Let $(X,\langle\cdot\,,\cdot\rangle_X)$ and $(Y,\langle\cdot\,,\cdot\rangle_Y)$ be nonzero inner product spaces over $\mathbb{C}$.
I wish to know if the following statement is true.
$$\sum_{j=1}^n\sum_{k=1}^n a_{j,k}\langle x_j,x_k \rangle_X=0,\quad\forall\, x_1,\ldots,x_n\in X$$
if and only if
$$\sum_{j=1}^n\sum_{k=1}^n a_{j,k}\langle y_j,y_k \rangle_X=0,\quad\forall\, y_1,\ldots,y_n\in Y$$
where $a_{j,k}\in\mathbb{C},\,\forall\,j,k=1,\ldots,n$.
A particular case of this statement is as follows.
$$\sum_{j=1}^n a_j\Big\|\sum_{k=1}^m b_{j,k}x_k\Big\|_X^2=0,\quad\forall\,x_1,\ldots,x_m\in X$$
if and only if
$$\sum_{j=1}^n a_j\Big\|\sum_{k=1}^m b_{j,k}y_k\Big\|_Y^2=0,\quad\forall\,y_1,\ldots,y_m\in Y$$
where $a_j,b_{j,k}\in\mathbb{C},\,\forall\,j=1\ldots,n;k=1,\ldots,m$.
I don't know if this is true either.
You may need to add some condition on the dimension of the spaces.

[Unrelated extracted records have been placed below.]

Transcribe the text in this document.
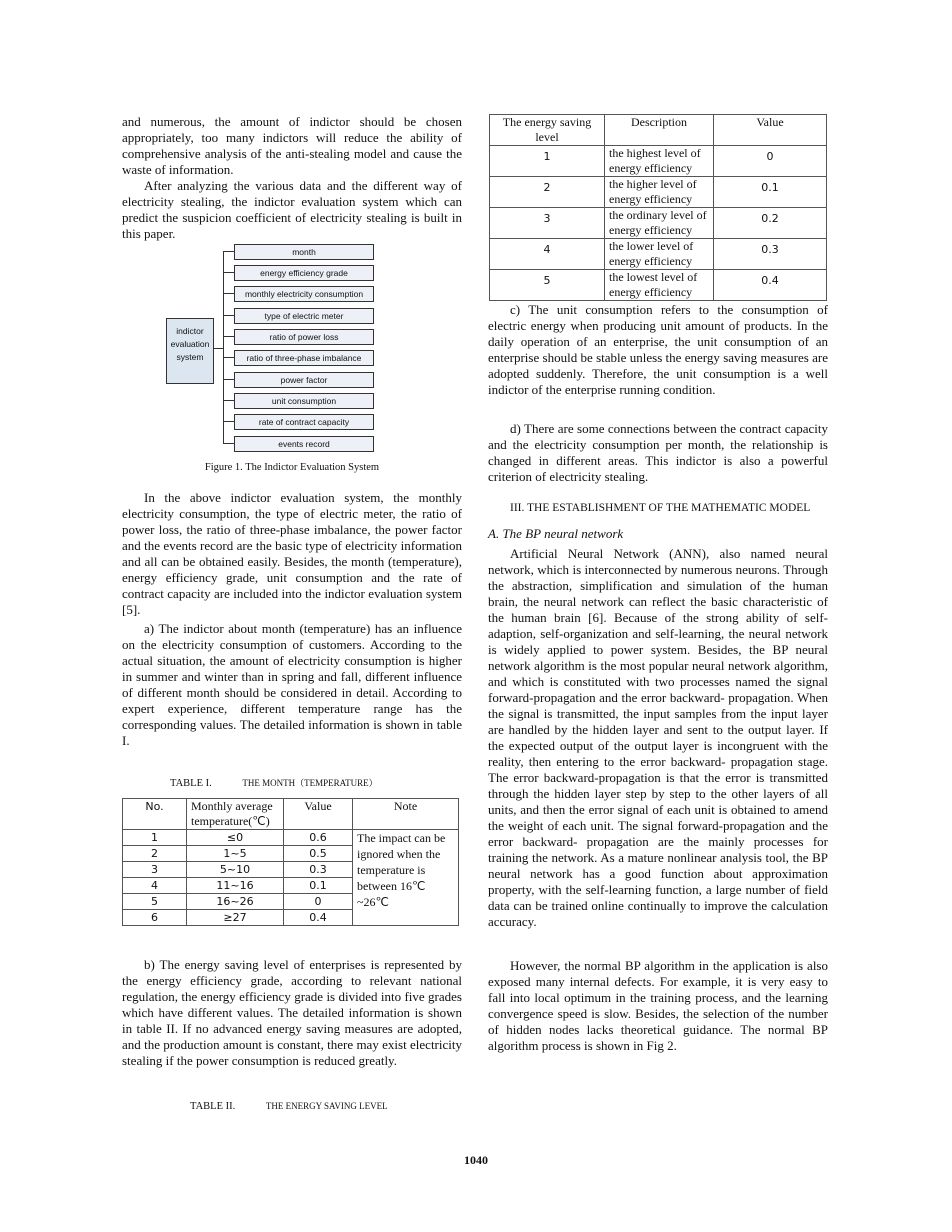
and numerous, the amount of indictor should be chosen appropriately, too many indictors will reduce the ability of comprehensive analysis of the anti-stealing model and cause the waste of information.

After analyzing the various data and the different way of electricity stealing, the indictor evaluation system which can predict the suspicion coefficient of electricity stealing is built in this paper.

indictor evaluation system
month
energy efficiency grade
monthly electricity consumption
type of electric meter
ratio of power loss
ratio of three-phase imbalance
power factor
unit consumption
rate of contract capacity
events record
Figure 1. The Indictor Evaluation System

In the above indictor evaluation system, the monthly electricity consumption, the type of electric meter, the ratio of power loss, the ratio of three-phase imbalance, the power factor and the events record are the basic type of electricity information and all can be obtained easily. Besides, the month (temperature), energy efficiency grade, unit consumption and the rate of contract capacity are included into the indictor evaluation system [5].

a) The indictor about month (temperature) has an influence on the electricity consumption of customers. According to the actual situation, the amount of electricity consumption is higher in summer and winter than in spring and fall, different influence of different month should be considered in detail. According to expert experience, different temperature range has the corresponding values. The detailed information is shown in table I.

TABLE I.	THE MONTH（TEMPERATURE）
No.	Monthly average temperature(℃)	Value	Note
1	≤0	0.6	The impact can be ignored when the temperature is between 16℃ ~26℃
2	1~5	0.5	
3	5~10	0.3	
4	11~16	0.1	
5	16~26	0	
6	≥27	0.4	

b) The energy saving level of enterprises is represented by the energy efficiency grade, according to relevant national regulation, the energy efficiency grade is divided into five grades which have different values. The detailed information is shown in table II. If no advanced energy saving measures are adopted, and the production amount is constant, there may exist electricity stealing if the power consumption is reduced greatly.

TABLE II.	THE ENERGY SAVING LEVEL
The energy saving level	Description	Value
1	the highest level of energy efficiency	0
2	the higher level of energy efficiency	0.1
3	the ordinary level of energy efficiency	0.2
4	the lower level of energy efficiency	0.3
5	the lowest level of energy efficiency	0.4

c) The unit consumption refers to the consumption of electric energy when producing unit amount of products. In the daily operation of an enterprise, the unit consumption of an enterprise should be stable unless the energy saving measures are adopted suddenly. Therefore, the unit consumption is a well indictor of the enterprise running condition.

d) There are some connections between the contract capacity and the electricity consumption per month, the relationship is changed in different areas. This indictor is also a powerful criterion of electricity stealing.

III. THE ESTABLISHMENT OF THE MATHEMATIC MODEL
A. The BP neural network

Artificial Neural Network (ANN), also named neural network, which is interconnected by numerous neurons. Through the abstraction, simplification and simulation of the human brain, the neural network can reflect the basic characteristic of the human brain [6]. Because of the strong ability of self-adaption, self-organization and self-learning, the neural network is widely applied to power system. Besides, the BP neural network algorithm is the most popular neural network algorithm, and which is constituted with two processes named the signal forward-propagation and the error backward- propagation. When the signal is transmitted, the input samples from the input layer are handled by the hidden layer and sent to the output layer. If the expected output of the output layer is incongruent with the reality, then entering to the error backward- propagation stage. The error backward-propagation is that the error is transmitted through the hidden layer step by step to the other layers of all units, and then the error signal of each unit is obtained to amend the weight of each unit. The signal forward-propagation and the error backward- propagation are the mainly processes for training the network. As a mature nonlinear analysis tool, the BP neural network has a good function about approximation property, with the self-learning function, a large number of field data can be trained online continually to improve the calculation accuracy.

However, the normal BP algorithm in the application is also exposed many internal defects. For example, it is very easy to fall into local optimum in the training process, and the learning convergence speed is slow. Besides, the selection of the number of hidden nodes lacks theoretical guidance. The normal BP algorithm process is shown in Fig 2.

1040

If both have dimension of at least n, (or identical dimension since then they are isometric anyway) then what you say should work and the proof should look something like this:
Assume that the equation holds for $X$, and let $y_1$ to $y_n$ be in $Y$. Now find $x_1$ to $x_n$ in $X$ such that $$\left\langle x_k,x_l\right\rangle_X = \left\langle y_k,y_l\right\rangle_Y \quad \forall k,l \in \{1,...,n\}$$ (should be doable by some linear algebra, you may need to work out the details. also here the dimension of at least $n$ comes in). Then (I changed the last sum to a sum over $l$) by just the properties of the inner product $$\sum_{j=1}^m\left\langle \sum_{k=1}^n a_{j,k} y_k, \sum_{k=1}^n b_{j,l} y_l \right\rangle_Y = \sum_{j=1}^m \sum_{k=1}^n a_{j,k} \sum_{l=1}^n \overline{b_{j,l}} \left\langle y_k, y_l \right\rangle_Y $$
$$ = \sum_{j=1}^m \sum_{k=1}^n a_{j,k} \sum_{l=1}^n \overline{b_{j,l}} \left\langle x_k, x_l \right\rangle_X = \sum_{j=1}^m\left\langle \sum_{k=1}^n a_{j,k} x_k, \sum_{k=1}^n b_{j,l} x_l \right\rangle_X = 0$$ Which proves your statement.
Concerning a lower amount of dimensions, I think there may be a counterexample, but I did not try to find one yet.